IDA must ensure two-tier recovery is avoided as economy improves
Areas that have lagged should not be left behind in an economic recovery
Barry O’Leary, chief executive of the IDA, with Richard Bruton, Minister for Jobs Enterprise & Innovation, and Frank Ryan, IDA chairman at a presentation on the organisation’s 2013 end-of-year statement.Photograph: Alan Betson
It is hard to criticise the IDA when it creates 13,367 jobs, mostly high-end posts, from foreign direct investment (FDI) in a single year, as it did in 2013.
It led to a net increase in employment of 7,071 when jobs losses are taken into account, and the IDA said 2013 saw its highest level of job creation in a decade.
The number of companies choosing to base themselves in Ireland for the first time also rose by almost 20 per cent compared with 2012, leading Minister for Jobs Richard Bruton to praise “another record year for multinational companies, with targets exceeded”.
The big investments came from leading names such as Deutsche Bank, Twitter, eBay, Facebook, Airbnb and others. All this against a backdrop of stormy weather coming from Europe, even if the US and UK showed some recovery.
But chief executive Barry O’Leary’s announcement yesterday, alongside his retirement from the agency, that the IDA will build manufacturing facilities outside the major urban centres is possibly an indication of a focus on areas that have not seen as much attention as others.
Fianna Fáil spokesman on jobs Dara Calleary yesterday warned against regional neglect. While praising the IDA’s performance, he said “many other areas of the country seem to have lost out entirely”.
Figures provided to him in response to parliamentary questions showed that between 2012 and the first eight months of 2013, the IDA sponsored only one site visit to Leitrim, three to Mayo, four to Roscommon and five each to Donegal and Cavan. “This compares to 50 IDA visits to Limerick, 66 to Cork and 348 to Dublin. In fact, Dublin accounted for 55 per cent of all IDA site visits in the first eight months of 2013.”
He further argued that when the IDA focused on a region it achieved results, such as securing 450 eBay jobs for Dundalk in 2012.
However, the IDA yesterday said it needed to create new “property capacity in regional locations” where “the private sector is unable currently to develop property solutions”.

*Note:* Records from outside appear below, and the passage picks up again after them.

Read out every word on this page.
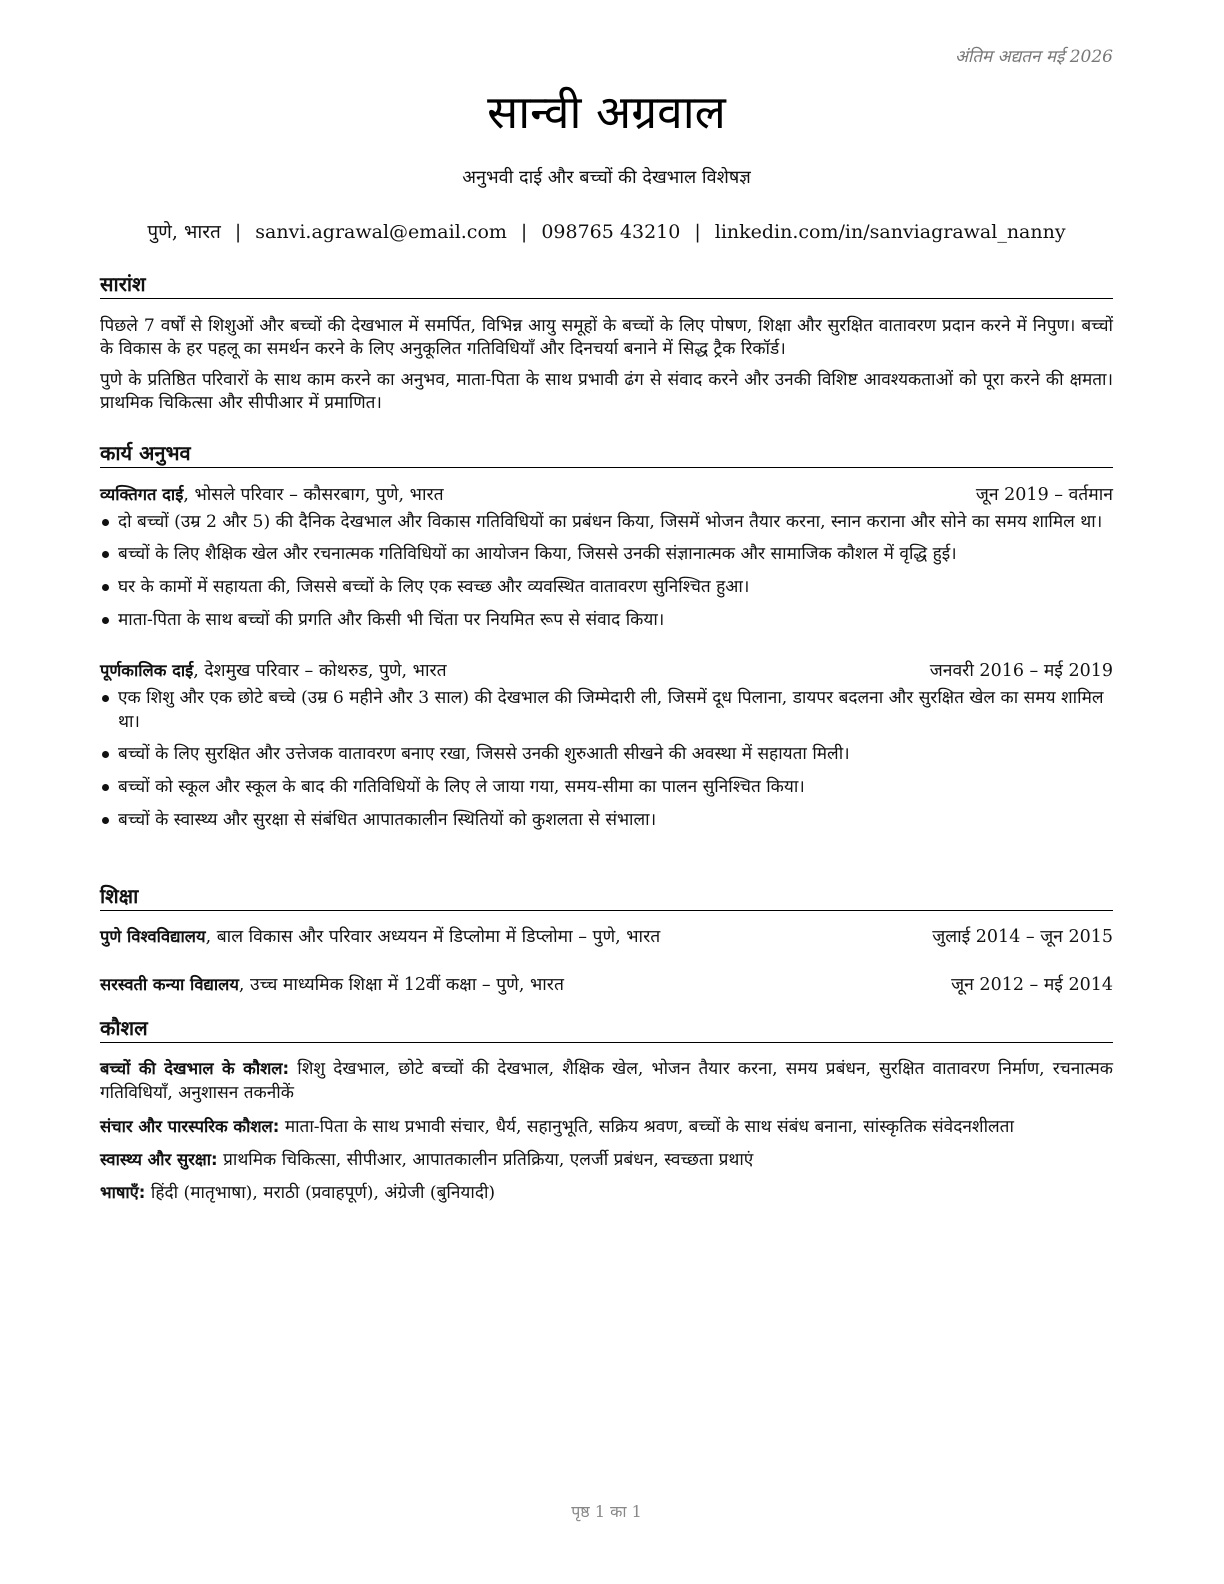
अंतिम अद्यतन मई 2026
सान्वी अग्रवाल
अनुभवी दाई और बच्चों की देखभाल विशेषज्ञ
पुणे, भारत | sanvi.agrawal@email.com | 098765 43210 | linkedin.com/in/sanviagrawal_nanny
सारांश

पिछले 7 वर्षों से शिशुओं और बच्चों की देखभाल में समर्पित, विभिन्न आयु समूहों के बच्चों के लिए पोषण, शिक्षा और सुरक्षित वातावरण प्रदान करने में निपुण। बच्चों के विकास के हर पहलू का समर्थन करने के लिए अनुकूलित गतिविधियाँ और दिनचर्या बनाने में सिद्ध ट्रैक रिकॉर्ड।

पुणे के प्रतिष्ठित परिवारों के साथ काम करने का अनुभव, माता-पिता के साथ प्रभावी ढंग से संवाद करने और उनकी विशिष्ट आवश्यकताओं को पूरा करने की क्षमता। प्राथमिक चिकित्सा और सीपीआर में प्रमाणित।

कार्य अनुभव
व्यक्तिगत दाई, भोसले परिवार – कौसरबाग, पुणे, भारत	जून 2019 – वर्तमान
दो बच्चों (उम्र 2 और 5) की दैनिक देखभाल और विकास गतिविधियों का प्रबंधन किया, जिसमें भोजन तैयार करना, स्नान कराना और सोने का समय शामिल था।
बच्चों के लिए शैक्षिक खेल और रचनात्मक गतिविधियों का आयोजन किया, जिससे उनकी संज्ञानात्मक और सामाजिक कौशल में वृद्धि हुई।
घर के कामों में सहायता की, जिससे बच्चों के लिए एक स्वच्छ और व्यवस्थित वातावरण सुनिश्चित हुआ।
माता-पिता के साथ बच्चों की प्रगति और किसी भी चिंता पर नियमित रूप से संवाद किया।
पूर्णकालिक दाई, देशमुख परिवार – कोथरुड, पुणे, भारत	जनवरी 2016 – मई 2019
एक शिशु और एक छोटे बच्चे (उम्र 6 महीने और 3 साल) की देखभाल की जिम्मेदारी ली, जिसमें दूध पिलाना, डायपर बदलना और सुरक्षित खेल का समय शामिल था।
बच्चों के लिए सुरक्षित और उत्तेजक वातावरण बनाए रखा, जिससे उनकी शुरुआती सीखने की अवस्था में सहायता मिली।
बच्चों को स्कूल और स्कूल के बाद की गतिविधियों के लिए ले जाया गया, समय-सीमा का पालन सुनिश्चित किया।
बच्चों के स्वास्थ्य और सुरक्षा से संबंधित आपातकालीन स्थितियों को कुशलता से संभाला।
शिक्षा
पुणे विश्वविद्यालय, बाल विकास और परिवार अध्ययन में डिप्लोमा में डिप्लोमा – पुणे, भारत	जुलाई 2014 – जून 2015
सरस्वती कन्या विद्यालय, उच्च माध्यमिक शिक्षा में 12वीं कक्षा – पुणे, भारत	जून 2012 – मई 2014
कौशल

बच्चों की देखभाल के कौशल: शिशु देखभाल, छोटे बच्चों की देखभाल, शैक्षिक खेल, भोजन तैयार करना, समय प्रबंधन, सुरक्षित वातावरण निर्माण, रचनात्मक गतिविधियाँ, अनुशासन तकनीकें

संचार और पारस्परिक कौशल: माता-पिता के साथ प्रभावी संचार, धैर्य, सहानुभूति, सक्रिय श्रवण, बच्चों के साथ संबंध बनाना, सांस्कृतिक संवेदनशीलता

स्वास्थ्य और सुरक्षा: प्राथमिक चिकित्सा, सीपीआर, आपातकालीन प्रतिक्रिया, एलर्जी प्रबंधन, स्वच्छता प्रथाएं

भाषाएँ: हिंदी (मातृभाषा), मराठी (प्रवाहपूर्ण), अंग्रेजी (बुनियादी)

पृष्ठ 1 का 1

The developments in Waterford and Athlone will be the first facilities to be built by the IDA in almost five years and are a welcome acknowledgement it will actively target jobs where they are needed.

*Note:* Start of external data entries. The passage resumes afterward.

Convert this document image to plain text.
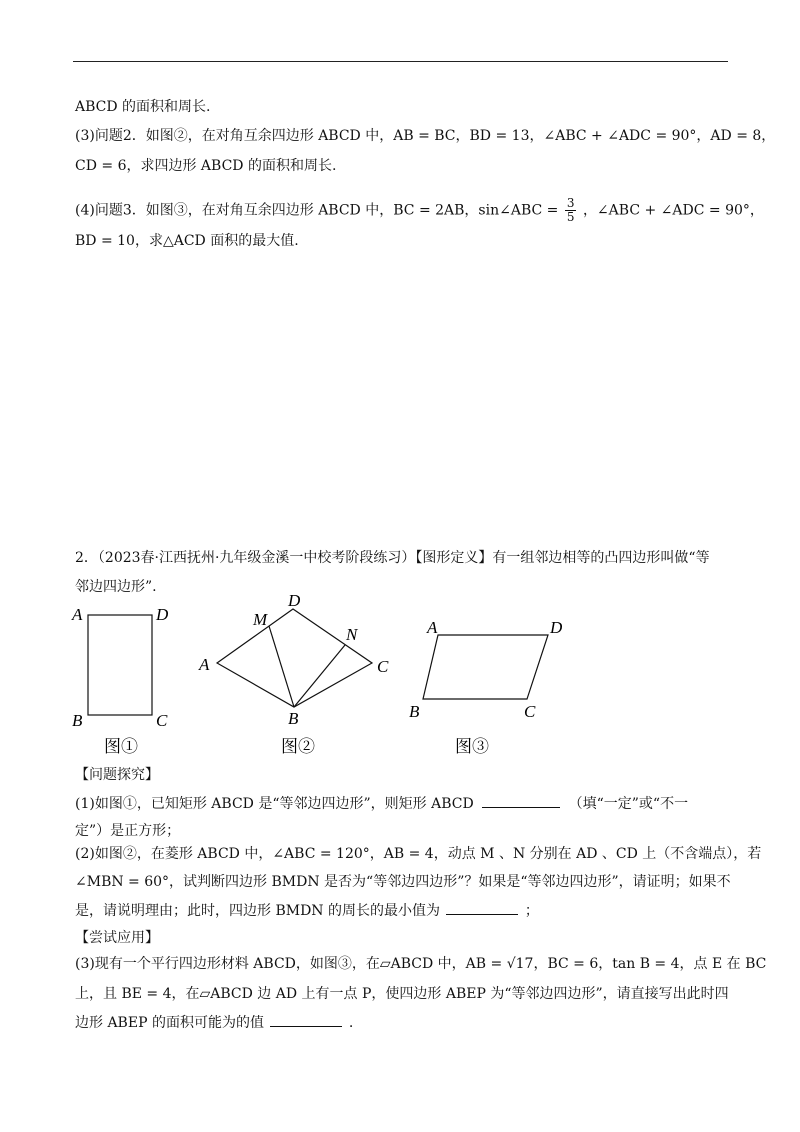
ABCD 的面积和周长.
(3)问题2．如图②，在对角互余四边形 ABCD 中，AB = BC，BD = 13，∠ABC + ∠ADC = 90°，AD = 8，
CD = 6，求四边形 ABCD 的面积和周长.
(4)问题3．如图③，在对角互余四边形 ABCD 中，BC = 2AB，sin∠ABC = $\frac{3}{5}$ ，∠ABC + ∠ADC = 90°，
BD = 10，求△ACD 面积的最大值.
2．（2023春·江西抚州·九年级金溪一中校考阶段练习）【图形定义】有一组邻边相等的凸四边形叫做“等
邻边四边形”.
A	D
B	C
图①
A
D
M
N
C
B
图②
A	D
B	C
图③
【问题探究】
(1)如图①，已知矩形 ABCD 是“等邻边四边形”，则矩形 ABCD	（填“一定”或“不一
定”）是正方形；
(2)如图②，在菱形 ABCD 中，∠ABC = 120°，AB = 4，动点 M 、N 分别在 AD 、CD 上（不含端点），若
∠MBN = 60°，试判断四边形 BMDN 是否为“等邻边四边形”？如果是“等邻边四边形”，请证明；如果不
是，请说明理由；此时，四边形 BMDN 的周长的最小值为	；
【尝试应用】
(3)现有一个平行四边形材料 ABCD，如图③，在▱ABCD 中，AB = √17，BC = 6，tan B = 4，点 E 在 BC
上，且 BE = 4，在▱ABCD 边 AD 上有一点 P，使四边形 ABEP 为“等邻边四边形”，请直接写出此时四
边形 ABEP 的面积可能为的值	.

While Mr O’Leary mentioned possible additional IDA developments in Galway, Letterkenny and Limerick, Mr Calleary makes a valid point. Other areas that have lagged behind should not be left behind, especially now as the economy enters recovery mode. A two-tier recovery must be avoided.
Although O’Leary is leaving the IDA, he will stay on until a replacement is appointed later this year. The agency is in the fourth year of its Horizon 2020 strategy, and a successor plan will have to be formulated.
“We need to look beyond our current strategy and it’s really important that whoever is involved in the formulation of that strategy is involved in the delivery of it,” O’Leary said.
The IDA also announced yesterday it is examining how to bring in new forms of FDI, a process that will have to be driven by O’Leary’s successor.